On Sunday, Vietnam said that a Chinese patrol boat had deliberately cut the undersea cable of a Petrovietnam ship operating 120 nautical miles off the Vietnamese coast. Both countries claim that these waters lie inside their designated exclusive zones.
Dang Dinh Quy, the president of Vietnam’s diplomatic academy in Hanoi, says China has interfered with previous survey ships but that Vietnam took a quieter approach. He credits the US declaration of its strategic interest in the South China for Vietnam’s public assertiveness. “It’s made the position of the US clearer … and made everything more transparent,” he says.
Is it more about the US-China rivalry?
Not everyone welcomes the US intervention in the South China Sea. Hashim Djalal, a former Indonesian envoy on maritime diplomacy, who has chaired informal talks with representatives from China and other island claimants, is leery of a superpower rivalry in ASEAN. “America is looking at it as a China threat. That’s confrontational,” he says.
US officials have stressed their neutrality in territorial claims in the South China Sea. But analysts say it is hard to disentangle the tensions over island sovereignty from US-China military rivalry. Last year’s policy speech in Vietnam by Ms. Clinton came just months after a confrontation between Chinese patrol boats and a US naval surveillance ship operating near a Chinese submarine base on its southernmost island, Hainan.

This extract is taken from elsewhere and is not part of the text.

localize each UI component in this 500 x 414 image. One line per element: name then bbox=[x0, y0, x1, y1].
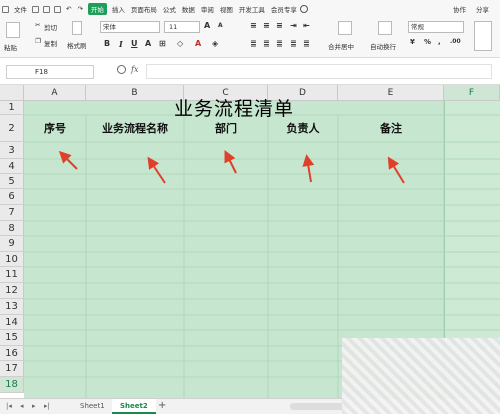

China said the US ship was spying inside its exclusive zone.
In the past, the Philippines and Vietnam have carried out joint oil exploration with Chinese ships in the vicinity of disputed islands. But these joint missions haven’t led to any agreement on how to tap oil and gas reserves since there is no consensus on how to proceed. “For China, there’s no reason to move to joint development [of oil fields]. It can afford to play a long game,” says Euan Graham, an expert of maritime security at Nanyang Technological University in Singapore.